Toc-toc-toc da bengala. , eu fico até sem fala!”
       Mas ele tá triste. Não, tá embirrado. Vovô, o senhor tá triste? Não, estou embirrado. Aió, não falei? Causa de quê, Vovô? Causa que uma mocinha aqui só vive pelada. Coisa feia, não? É, sim. É, sim. O quarto dela é aquele, estão vendo? Tou. Também tou. Vou assobiar, chamar ela. Não, vovô; pelada, não. É, pelada, não. Ué, vocês nunca entraram sem bater no quarto da sua mãe e não a pegaram pelada? Bem... Já, né? Bem... Já. O senhor não tem história, hoje? É, não tem? Só depois do sinal de tunda à mocinha pelada. Mas ela tem pano aqui e aqui? É, tem? Tem não. Só pelo. Vou assobiar. Vovô, por favor! É, por favor, vovô!

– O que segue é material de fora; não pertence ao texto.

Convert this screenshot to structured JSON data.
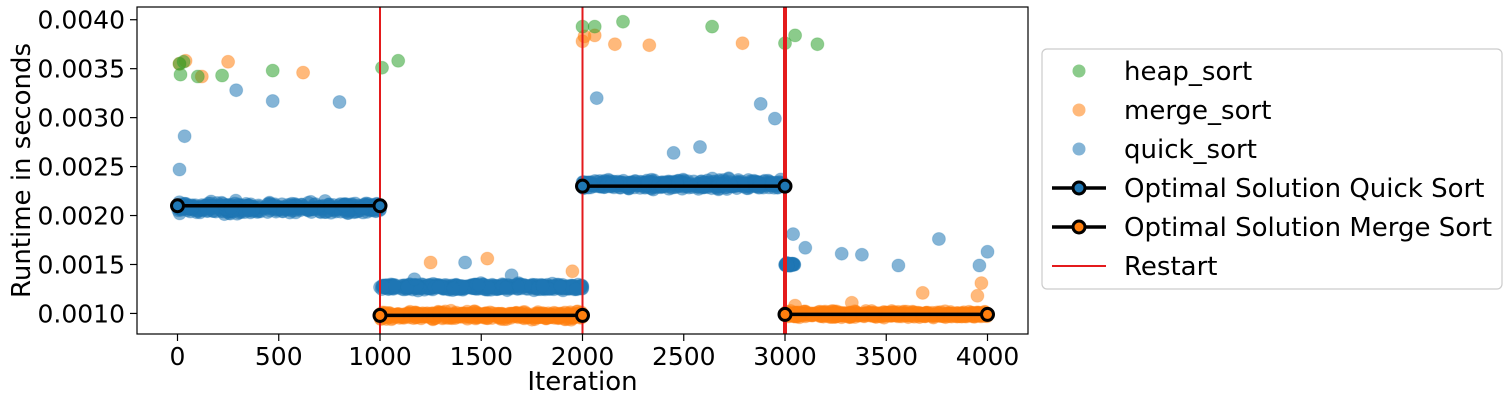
{
  "chart_data": {
    "type": "scatter",
    "xlabel": "Iteration",
    "ylabel": "Runtime in seconds",
    "xlim": [
      -200,
      4200
    ],
    "ylim": [
      0.00079,
      0.00413
    ],
    "xticks": [
      0,
      500,
      1000,
      1500,
      2000,
      2500,
      3000,
      3500,
      4000
    ],
    "xtick_labels": [
      "0",
      "500",
      "1000",
      "1500",
      "2000",
      "2500",
      "3000",
      "3500",
      "4000"
    ],
    "yticks": [
      0.001,
      0.0015,
      0.002,
      0.0025,
      0.003,
      0.0035,
      0.004
    ],
    "ytick_labels": [
      "0.0010",
      "0.0015",
      "0.0020",
      "0.0025",
      "0.0030",
      "0.0035",
      "0.0040"
    ],
    "grid": false,
    "legend_position": "outside-right",
    "series": [
      {
        "name": "heap_sort",
        "kind": "scatter",
        "color": "#2ca02c",
        "points": [
          [
            10,
            0.00355
          ],
          [
            15,
            0.00344
          ],
          [
            30,
            0.00357
          ],
          [
            100,
            0.00342
          ],
          [
            220,
            0.00343
          ],
          [
            470,
            0.00348
          ],
          [
            1010,
            0.00351
          ],
          [
            1090,
            0.00358
          ],
          [
            2000,
            0.00393
          ],
          [
            2060,
            0.00393
          ],
          [
            2200,
            0.00398
          ],
          [
            2640,
            0.00393
          ],
          [
            3000,
            0.00376
          ],
          [
            3050,
            0.00384
          ],
          [
            3160,
            0.00375
          ]
        ]
      },
      {
        "name": "merge_sort",
        "kind": "scatter",
        "color": "#ff7f0e",
        "points": [
          [
            10,
            0.00355
          ],
          [
            40,
            0.00358
          ],
          [
            120,
            0.00342
          ],
          [
            250,
            0.00357
          ],
          [
            620,
            0.00346
          ],
          [
            1250,
            0.00152
          ],
          [
            1530,
            0.00156
          ],
          [
            1950,
            0.00143
          ],
          [
            2000,
            0.00378
          ],
          [
            2010,
            0.00383
          ],
          [
            2060,
            0.00384
          ],
          [
            2160,
            0.00375
          ],
          [
            2330,
            0.00374
          ],
          [
            2790,
            0.00376
          ],
          [
            3050,
            0.00108
          ],
          [
            3330,
            0.00111
          ],
          [
            3680,
            0.00121
          ],
          [
            3950,
            0.00118
          ],
          [
            3970,
            0.00131
          ]
        ]
      },
      {
        "name": "quick_sort",
        "kind": "scatter",
        "color": "#1f77b4",
        "points": [
          [
            10,
            0.00247
          ],
          [
            35,
            0.00281
          ],
          [
            290,
            0.00328
          ],
          [
            470,
            0.00317
          ],
          [
            800,
            0.00316
          ],
          [
            1170,
            0.00135
          ],
          [
            1420,
            0.00152
          ],
          [
            1650,
            0.00139
          ],
          [
            1890,
            0.00128
          ],
          [
            2070,
            0.0032
          ],
          [
            2450,
            0.00264
          ],
          [
            2580,
            0.0027
          ],
          [
            2880,
            0.00314
          ],
          [
            2950,
            0.00299
          ],
          [
            3040,
            0.00181
          ],
          [
            3100,
            0.00167
          ],
          [
            3280,
            0.00161
          ],
          [
            3380,
            0.0016
          ],
          [
            3560,
            0.00149
          ],
          [
            3760,
            0.00176
          ],
          [
            3960,
            0.00149
          ],
          [
            4000,
            0.00163
          ]
        ],
        "clusters": [
          {
            "x": [
              0,
              1000
            ],
            "center": 0.00208,
            "spread": 7e-05
          },
          {
            "x": [
              1000,
              2000
            ],
            "center": 0.00127,
            "spread": 4e-05
          },
          {
            "x": [
              2000,
              3000
            ],
            "center": 0.00232,
            "spread": 6e-05
          },
          {
            "x": [
              3000,
              3050
            ],
            "center": 0.0015,
            "spread": 2e-05
          }
        ]
      },
      {
        "name": "Optimal Solution Quick Sort",
        "kind": "line",
        "color": "#000000",
        "marker_fill": "#1f77b4",
        "segments": [
          [
            [
              0,
              0.0021
            ],
            [
              1000,
              0.0021
            ]
          ],
          [
            [
              2000,
              0.0023
            ],
            [
              3000,
              0.0023
            ]
          ]
        ]
      },
      {
        "name": "Optimal Solution Merge Sort",
        "kind": "line",
        "color": "#000000",
        "marker_fill": "#ff7f0e",
        "segments": [
          [
            [
              1000,
              0.00098
            ],
            [
              2000,
              0.00098
            ]
          ],
          [
            [
              3000,
              0.00099
            ],
            [
              4000,
              0.00099
            ]
          ]
        ]
      },
      {
        "name": "Restart",
        "kind": "vline",
        "color": "#e41a1c",
        "x": [
          1000,
          2000,
          3000
        ]
      }
    ],
    "merge_sort_clusters": [
      {
        "x": [
          1000,
          2000
        ],
        "center": 0.00098,
        "spread": 5e-05
      },
      {
        "x": [
          3000,
          4000
        ],
        "center": 0.00099,
        "spread": 4e-05
      }
    ]
  }
}
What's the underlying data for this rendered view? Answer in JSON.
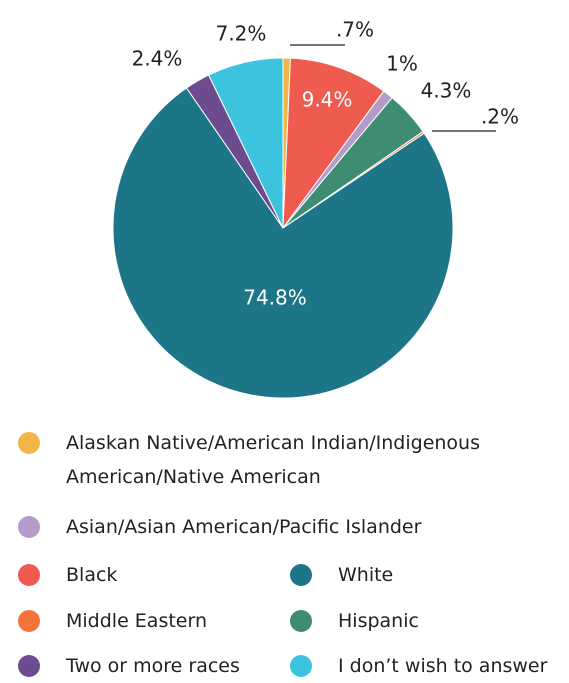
{
  "chart_data": {
    "type": "pie",
    "categories": [
      "Alaskan Native/American Indian/Indigenous American/Native American",
      "Black",
      "Asian/Asian American/Pacific Islander",
      "Hispanic",
      "Middle Eastern",
      "White",
      "Two or more races",
      "I don’t wish to answer"
    ],
    "values": [
      0.7,
      9.4,
      1,
      4.3,
      0.2,
      74.8,
      2.4,
      7.2
    ],
    "value_labels": [
      ".7%",
      "9.4%",
      "1%",
      "4.3%",
      ".2%",
      "74.8%",
      "2.4%",
      "7.2%"
    ],
    "colors": [
      "#f2b54a",
      "#f05b4f",
      "#b39cc9",
      "#3e8d73",
      "#f2743a",
      "#1c7688",
      "#6c4c8f",
      "#3cc3de"
    ],
    "legend": true
  }
}
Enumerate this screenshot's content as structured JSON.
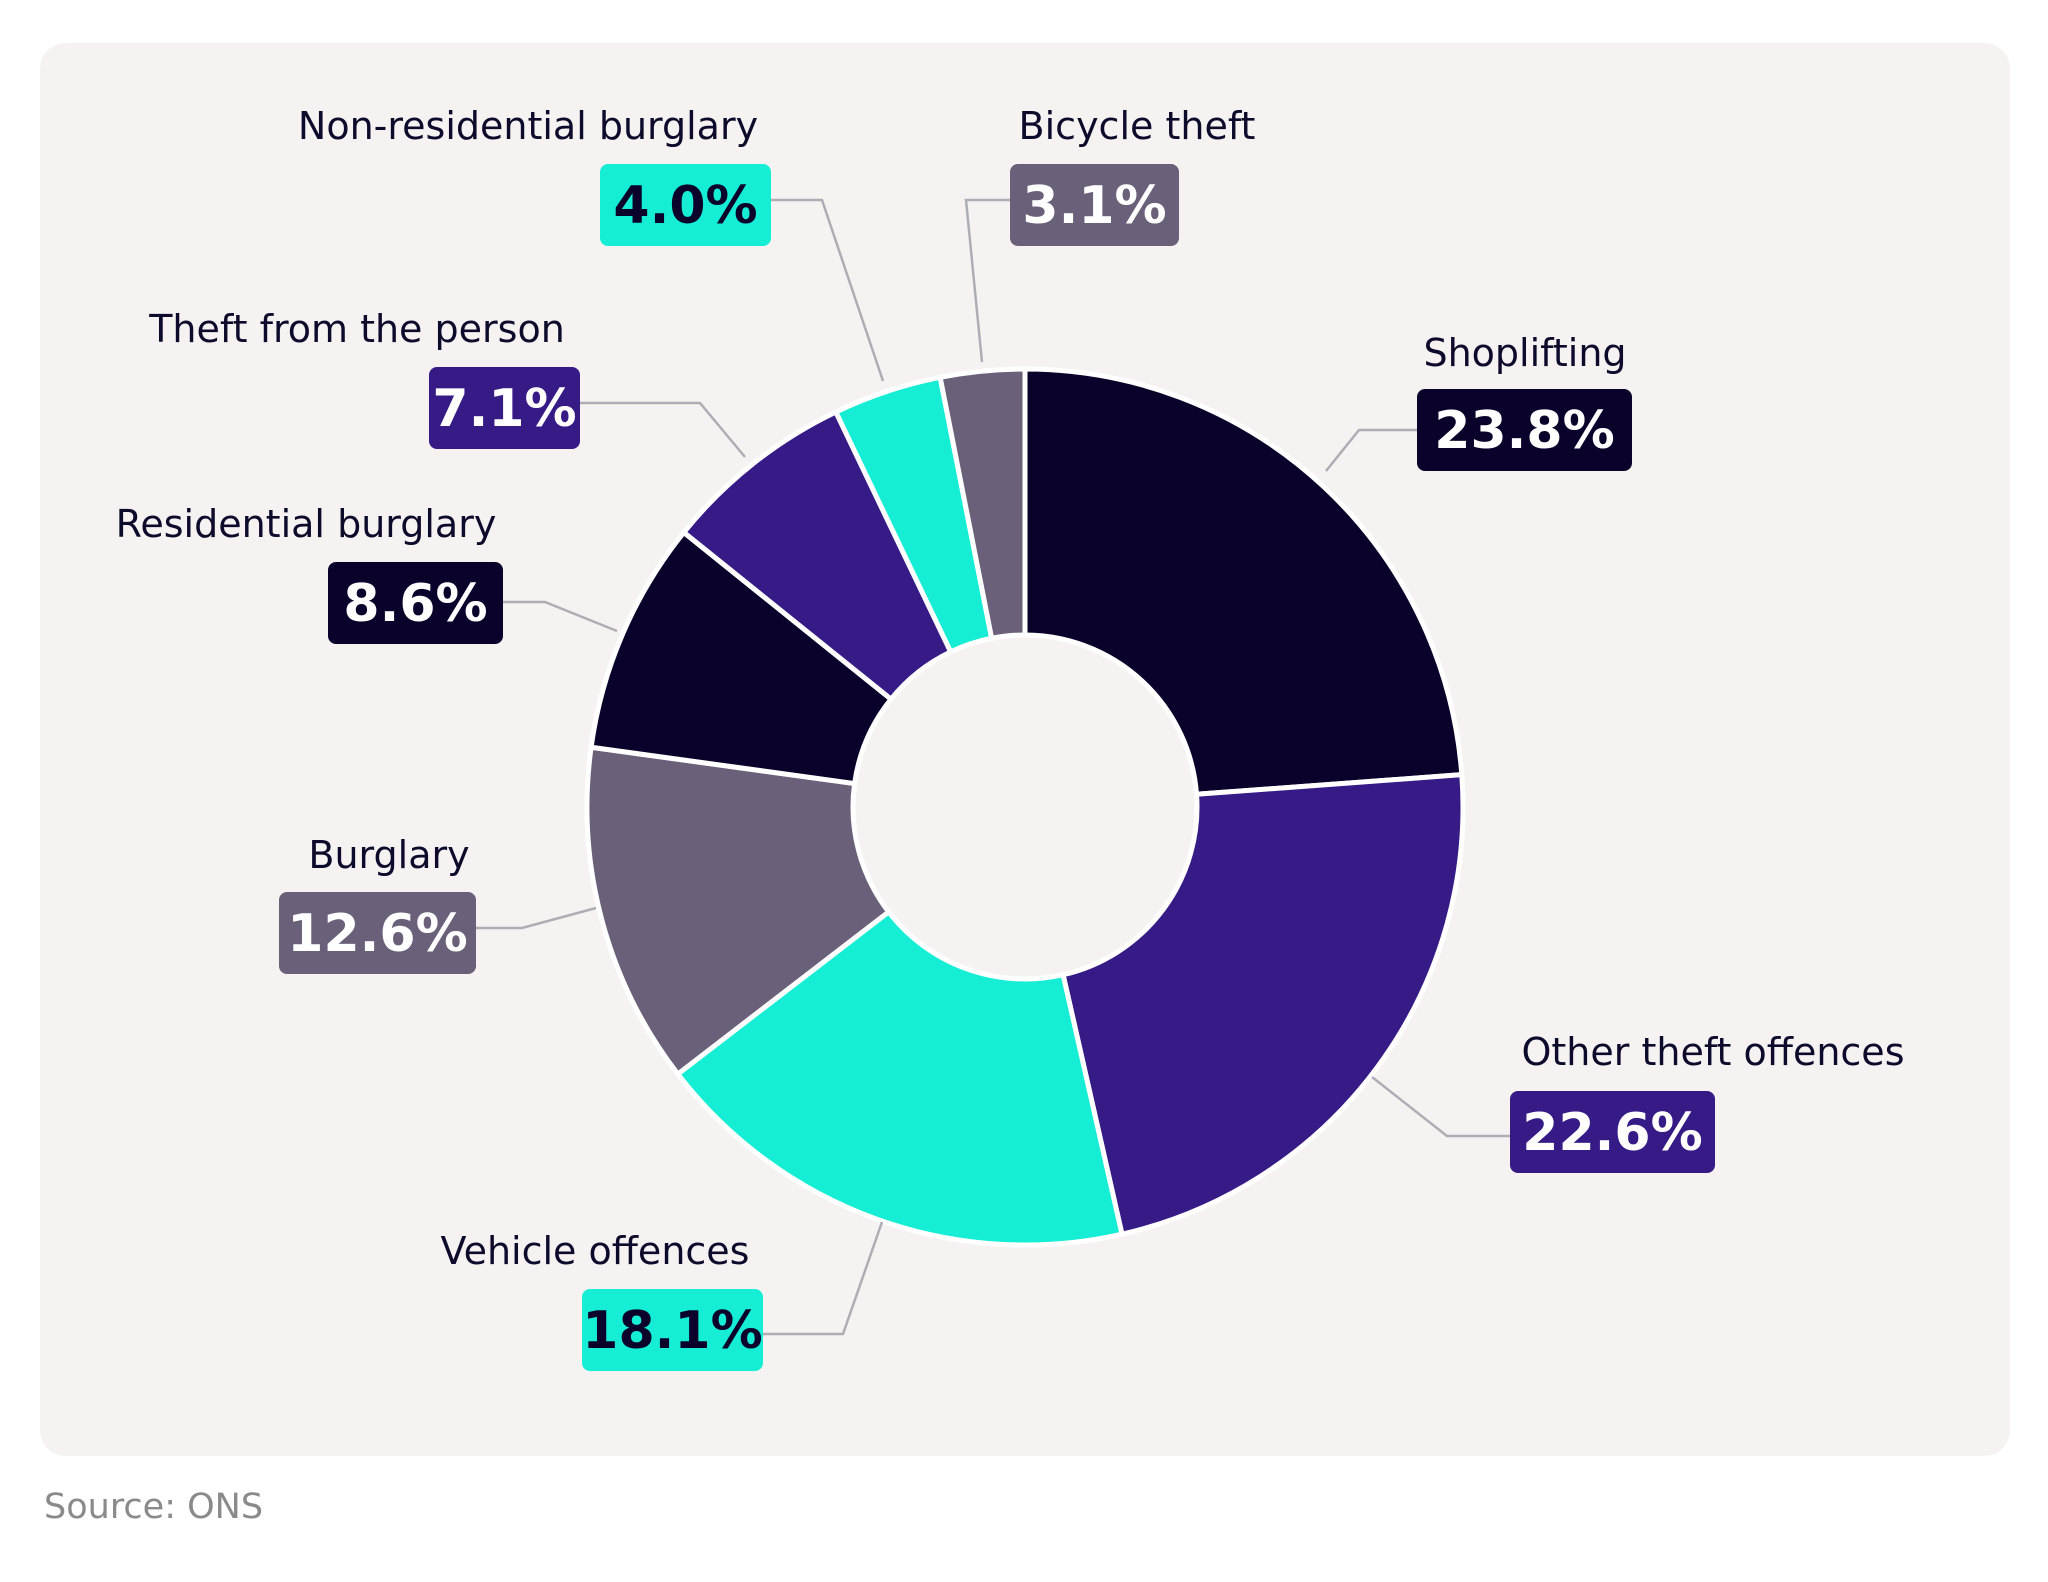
{
  "source_text": "Source: ONS",
  "colors": {
    "navy": "#0b022b",
    "purple": "#361a86",
    "teal": "#15eed5",
    "grey": "#6a6079",
    "card_background": "#f6f2f1",
    "leader_line": "#b0acb6"
  },
  "chart_data": {
    "type": "pie",
    "variant": "donut",
    "start": "top, clockwise",
    "slices": [
      {
        "label": "Shoplifting",
        "value": 23.8,
        "display": "23.8%",
        "color": "#0b022b",
        "text_color": "#ffffff"
      },
      {
        "label": "Other theft offences",
        "value": 22.6,
        "display": "22.6%",
        "color": "#361a86",
        "text_color": "#ffffff"
      },
      {
        "label": "Vehicle offences",
        "value": 18.1,
        "display": "18.1%",
        "color": "#15eed5",
        "text_color": "#0b022b"
      },
      {
        "label": "Burglary",
        "value": 12.6,
        "display": "12.6%",
        "color": "#6a6079",
        "text_color": "#ffffff"
      },
      {
        "label": "Residential burglary",
        "value": 8.6,
        "display": "8.6%",
        "color": "#0b022b",
        "text_color": "#ffffff"
      },
      {
        "label": "Theft from the person",
        "value": 7.1,
        "display": "7.1%",
        "color": "#361a86",
        "text_color": "#ffffff"
      },
      {
        "label": "Non-residential burglary",
        "value": 4.0,
        "display": "4.0%",
        "color": "#15eed5",
        "text_color": "#0b022b"
      },
      {
        "label": "Bicycle theft",
        "value": 3.1,
        "display": "3.1%",
        "color": "#6a6079",
        "text_color": "#ffffff"
      }
    ]
  }
}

       Mas o vovô enfia ponta de dedos na boca e ó, fiu-fiuuu! Num triz, a mocinha Ciça está à janela, ao pelo. Atrás dela chega a menina Gabriela, que não a deixa saltar ao passeio e ir para o Vovô Jeitinho.
       Ué, é uma cadelinha! É, sim! O senhor falou que era uma mocinha, ué! É, o senhor falou, ué! Queria ver! Também! Que gracinha, vovô! É sim, que gracinha! Oh, se é! Agora vamos à praça, e eu lhes conto uma historinha, O.k.? O.k.! É, O.k.! E Vovô Jeitinho dá sinal de tunda à Ciça, e Ciça estica o pescoço e late para ele.